Restore the top tax rate to 39.6%

Both groups’ proposals would restore the top tax rate to 39.6%, up from the current top rate of 37%, for taxpayers with taxable income over $400k if single or $450k if married.

 Eliminate the advantageous capital gains rates for high earners

For taxpayers earning over $1 Million, President Biden’s American Families Plan would double the tax rate on long-term capital gains by eliminating the current 20% tax rate and instead, having that income taxed as ordinary income at a rate of 39.6%.  Add that most long-term capital gains for taxpayers earning over $250k are also subject to Medicare taxes (also known as the Net Investment Income Tax – NIIT) at 3.8%, and this brings the total proposed federal capital gains tax rate to 43.4%. Throw in your state’s income taxes on those gains, and the rate on realized long-term capital gains could top 50%.

The House Ways and Means Committee, meanwhile, has recommended a top federal capital gains tax rate of 25% for high income households plus the 3.8% Medicare Tax.

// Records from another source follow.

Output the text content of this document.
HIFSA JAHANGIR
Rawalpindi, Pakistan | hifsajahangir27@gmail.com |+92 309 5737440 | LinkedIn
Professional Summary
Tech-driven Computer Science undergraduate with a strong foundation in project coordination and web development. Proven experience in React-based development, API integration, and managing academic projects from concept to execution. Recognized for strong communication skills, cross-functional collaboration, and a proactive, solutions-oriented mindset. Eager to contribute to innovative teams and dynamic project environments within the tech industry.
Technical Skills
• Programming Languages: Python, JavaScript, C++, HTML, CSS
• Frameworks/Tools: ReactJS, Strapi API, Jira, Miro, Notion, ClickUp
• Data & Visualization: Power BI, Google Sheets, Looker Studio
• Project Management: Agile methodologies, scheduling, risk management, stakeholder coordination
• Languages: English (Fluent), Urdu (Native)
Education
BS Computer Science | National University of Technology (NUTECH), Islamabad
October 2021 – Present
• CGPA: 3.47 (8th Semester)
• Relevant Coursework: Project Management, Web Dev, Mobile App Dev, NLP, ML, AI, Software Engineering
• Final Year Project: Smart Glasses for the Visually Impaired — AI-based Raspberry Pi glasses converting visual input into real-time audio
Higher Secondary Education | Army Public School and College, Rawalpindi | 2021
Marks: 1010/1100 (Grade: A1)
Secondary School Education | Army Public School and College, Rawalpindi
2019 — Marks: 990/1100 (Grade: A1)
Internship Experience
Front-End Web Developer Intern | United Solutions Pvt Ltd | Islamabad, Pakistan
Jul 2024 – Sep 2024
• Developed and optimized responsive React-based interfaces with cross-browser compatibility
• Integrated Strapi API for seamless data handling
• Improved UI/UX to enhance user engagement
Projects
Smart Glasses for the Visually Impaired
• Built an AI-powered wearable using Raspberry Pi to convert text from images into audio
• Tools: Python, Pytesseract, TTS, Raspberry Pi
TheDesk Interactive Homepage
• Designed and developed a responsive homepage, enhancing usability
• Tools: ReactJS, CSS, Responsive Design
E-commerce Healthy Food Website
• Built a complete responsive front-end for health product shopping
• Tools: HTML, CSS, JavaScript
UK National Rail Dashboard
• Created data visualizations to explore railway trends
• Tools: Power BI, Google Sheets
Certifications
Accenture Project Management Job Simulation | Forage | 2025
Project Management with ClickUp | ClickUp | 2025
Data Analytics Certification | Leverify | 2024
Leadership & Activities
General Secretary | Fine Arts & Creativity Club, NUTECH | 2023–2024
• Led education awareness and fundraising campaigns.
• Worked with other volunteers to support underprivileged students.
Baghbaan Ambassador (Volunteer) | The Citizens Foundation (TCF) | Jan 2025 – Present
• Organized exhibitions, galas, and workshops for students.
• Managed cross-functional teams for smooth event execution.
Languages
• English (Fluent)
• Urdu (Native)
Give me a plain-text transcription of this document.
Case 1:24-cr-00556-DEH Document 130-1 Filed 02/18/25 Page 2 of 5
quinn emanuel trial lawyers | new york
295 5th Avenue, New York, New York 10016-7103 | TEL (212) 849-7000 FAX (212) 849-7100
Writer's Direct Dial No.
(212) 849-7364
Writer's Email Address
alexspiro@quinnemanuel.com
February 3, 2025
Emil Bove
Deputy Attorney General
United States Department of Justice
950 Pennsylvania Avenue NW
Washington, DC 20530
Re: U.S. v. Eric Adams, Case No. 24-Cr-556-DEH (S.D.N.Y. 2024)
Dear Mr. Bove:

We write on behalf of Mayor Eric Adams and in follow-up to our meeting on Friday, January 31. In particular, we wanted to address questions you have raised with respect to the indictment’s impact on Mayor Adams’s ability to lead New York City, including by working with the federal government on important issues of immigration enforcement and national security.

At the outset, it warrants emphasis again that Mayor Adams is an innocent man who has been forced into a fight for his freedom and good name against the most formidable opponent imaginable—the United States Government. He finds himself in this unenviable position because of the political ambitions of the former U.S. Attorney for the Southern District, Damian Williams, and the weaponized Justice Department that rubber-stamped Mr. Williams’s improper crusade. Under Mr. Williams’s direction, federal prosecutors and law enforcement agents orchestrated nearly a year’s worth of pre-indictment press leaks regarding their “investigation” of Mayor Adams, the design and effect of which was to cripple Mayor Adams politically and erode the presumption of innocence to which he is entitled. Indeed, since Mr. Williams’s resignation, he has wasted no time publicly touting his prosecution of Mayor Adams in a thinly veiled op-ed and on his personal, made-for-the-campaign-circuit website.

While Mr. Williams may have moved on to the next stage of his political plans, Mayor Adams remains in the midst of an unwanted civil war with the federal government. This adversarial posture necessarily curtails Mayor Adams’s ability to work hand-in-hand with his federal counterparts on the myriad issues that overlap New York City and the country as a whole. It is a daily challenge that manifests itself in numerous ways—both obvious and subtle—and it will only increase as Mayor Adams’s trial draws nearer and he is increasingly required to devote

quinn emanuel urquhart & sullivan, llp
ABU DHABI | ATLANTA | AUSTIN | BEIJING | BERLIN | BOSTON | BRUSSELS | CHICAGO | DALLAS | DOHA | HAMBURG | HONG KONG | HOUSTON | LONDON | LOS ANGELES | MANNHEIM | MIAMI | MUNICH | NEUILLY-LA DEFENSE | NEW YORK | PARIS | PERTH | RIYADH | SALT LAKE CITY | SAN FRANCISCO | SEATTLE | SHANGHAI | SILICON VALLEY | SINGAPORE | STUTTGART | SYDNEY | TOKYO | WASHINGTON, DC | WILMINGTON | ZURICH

Limit who would qualify to defer taxes on real estate transactions

Over the years, taxpayers selling appreciated real estate could defer taxes indefinitely by purchasing more expensive real estate within 180 days of the sale of the appreciated property and by also following certain mandatory steps required for the transaction to qualify as a “like-kind exchange”. The American Families Plan would end this tax deferral strategy on realized gains exceeding $500,000.


Increase IRS funding to lead to better enforcement

The American Families Plan would allocate $80 billion over the next 10 years to increase IRS funding with a primary purpose of stronger enforcement towards individuals in the top tax bracket and for large corporations as well.


Raise the tax rate from 21% to 28% for C-Corps

Very few small healthcare practices operate as C-Corps these days, and with corporate tax rates potentially increasing by 33% from a current rate of 21% to a proposed rate of 28%, looks like S-Corps, LLCs, and other flow through entities will continue to be the entities of choice for practice owners.

Institute a 3.8% Medicare Tax on S-Corp Owners

Currently, S-Corp practice owners are exempt from paying the 3.8% Net Investment Income Tax (NIIT) on all non-salary income reported on the K-1.  Biden’s proposal would institute this 3.8% tax on S-Corp income for practice owners with taxable income over $400k if single or $500k if married.

We’ll be keeping an eye on which tax changes are finally enacted and reach out to you on these changes and the related planning opportunities right away.